This repository includes scripts supporting the AppleCT Datasets manuscript, henceforth referred to as the submission.
In the submission, we present three parallel-beam tomographic datasets of 94 apples with internal defects along with defect label information. The datasets are prepared for development and testing of data-driven, learning-based image reconstruction, segmentation and post-processing methods.
The three versions are a noiseless simulation (Dataset A); simulation with added Gaussian noise (Dataset B), and with X-ray scattering (Dataset C). The datasets are based on real 3D X-ray CT data and their subsequent volume reconstructions. The ground truth images, generated based on the volume reconstructions, are also available through this project, see the links in Dataset access.

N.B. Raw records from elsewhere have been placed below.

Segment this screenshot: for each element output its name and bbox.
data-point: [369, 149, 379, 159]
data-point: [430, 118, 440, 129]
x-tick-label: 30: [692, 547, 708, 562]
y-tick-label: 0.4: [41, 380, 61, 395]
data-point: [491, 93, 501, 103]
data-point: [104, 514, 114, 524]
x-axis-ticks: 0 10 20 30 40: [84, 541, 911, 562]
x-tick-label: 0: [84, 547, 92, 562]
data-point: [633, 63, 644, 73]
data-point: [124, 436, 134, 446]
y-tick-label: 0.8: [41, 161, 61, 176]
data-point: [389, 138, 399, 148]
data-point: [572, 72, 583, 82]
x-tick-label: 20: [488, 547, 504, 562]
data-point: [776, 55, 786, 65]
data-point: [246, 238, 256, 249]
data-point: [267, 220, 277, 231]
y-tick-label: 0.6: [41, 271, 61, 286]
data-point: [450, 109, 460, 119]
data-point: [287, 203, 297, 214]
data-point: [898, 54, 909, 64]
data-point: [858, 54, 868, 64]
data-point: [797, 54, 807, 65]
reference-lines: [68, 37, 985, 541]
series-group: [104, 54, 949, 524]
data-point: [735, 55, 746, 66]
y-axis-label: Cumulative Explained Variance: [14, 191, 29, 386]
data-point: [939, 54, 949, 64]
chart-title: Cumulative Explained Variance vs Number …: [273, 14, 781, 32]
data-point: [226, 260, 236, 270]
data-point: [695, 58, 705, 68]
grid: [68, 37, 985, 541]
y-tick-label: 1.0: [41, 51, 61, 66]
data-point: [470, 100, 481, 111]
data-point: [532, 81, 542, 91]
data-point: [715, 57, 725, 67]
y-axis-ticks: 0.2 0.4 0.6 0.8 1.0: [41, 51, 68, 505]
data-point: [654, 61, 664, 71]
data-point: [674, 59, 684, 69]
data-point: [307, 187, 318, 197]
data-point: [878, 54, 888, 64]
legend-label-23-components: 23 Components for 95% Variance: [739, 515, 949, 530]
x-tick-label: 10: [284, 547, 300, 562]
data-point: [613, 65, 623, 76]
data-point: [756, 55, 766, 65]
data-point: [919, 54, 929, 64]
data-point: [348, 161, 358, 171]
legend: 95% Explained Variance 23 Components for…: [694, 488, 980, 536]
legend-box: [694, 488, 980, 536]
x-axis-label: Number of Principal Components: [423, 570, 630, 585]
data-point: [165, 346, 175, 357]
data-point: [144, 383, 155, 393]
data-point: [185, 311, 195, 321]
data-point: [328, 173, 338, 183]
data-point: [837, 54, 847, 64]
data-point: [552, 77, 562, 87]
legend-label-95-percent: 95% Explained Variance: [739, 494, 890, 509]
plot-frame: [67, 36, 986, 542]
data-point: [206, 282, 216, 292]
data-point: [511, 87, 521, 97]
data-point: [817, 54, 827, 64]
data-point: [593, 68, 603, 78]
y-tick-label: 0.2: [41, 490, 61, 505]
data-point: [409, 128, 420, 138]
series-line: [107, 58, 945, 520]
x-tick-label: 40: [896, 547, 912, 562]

Apples contain various defects, and if ignored, the data split may naturally introduce label bias. We reduce label bias by formulating the data split as an optimization problem, which we solve using two methods: a simple heuristic algorithm and through mixed integer quadratic programming. This ensures the datasets can be split into test, training or validation subsets with the label bias eliminated. We refer the readers to the submission for the technical details.
The datasets are suitable for image reconstruction, segmentation, automatic defect detection, and studying the effects (as well as testing the elimination) of label bias in machine learning.
Scripts are arranged into subfolders depending on their use.
- Dataset_Generation: This folder contains scripts for generating Datasets A and B.
- Scattering: This folder contains scripts for generating Dataset C.
- bias_elimination: This contains the two bias elimination algorithms introduced in the submission, both in Python and MATLAB syntax. The input files apple_defects_full.csv and apple_defects_partial.csv are available via the Zenodo page for the Datasets A-C (see link below).
- Technical_Validation: This contains the scripts used to obtain the results in Technical Validation in the submission.
The datasets and the ground truth reconstructions are made available via Zenodo.
- Simulated Datasets A-C
- Ground Truth Reconstructions 1 of 6
- Ground Truth Reconstructions 2 of 6
- Ground Truth Reconstructions 3 of 6
- Ground Truth Reconstructions 4 of 6
- Ground Truth Reconstructions 5 of 6
- Ground Truth Reconstructions 6 of 6
External contributions to the codes are currently not allowed. However, we welcome any feedback or suggestions for making the scripts more user-friendly, please email the corresponding authors listed in the submission.
The submission is currently under review for Nature Scientific Data. A second version of the submission will be added to Arxiv shortly. When referring to these codes, please cite to the latest version of the submission on Arxiv.
The codes are released under the MIT License; the datasets under Creative Commons Attribution 4.0 International.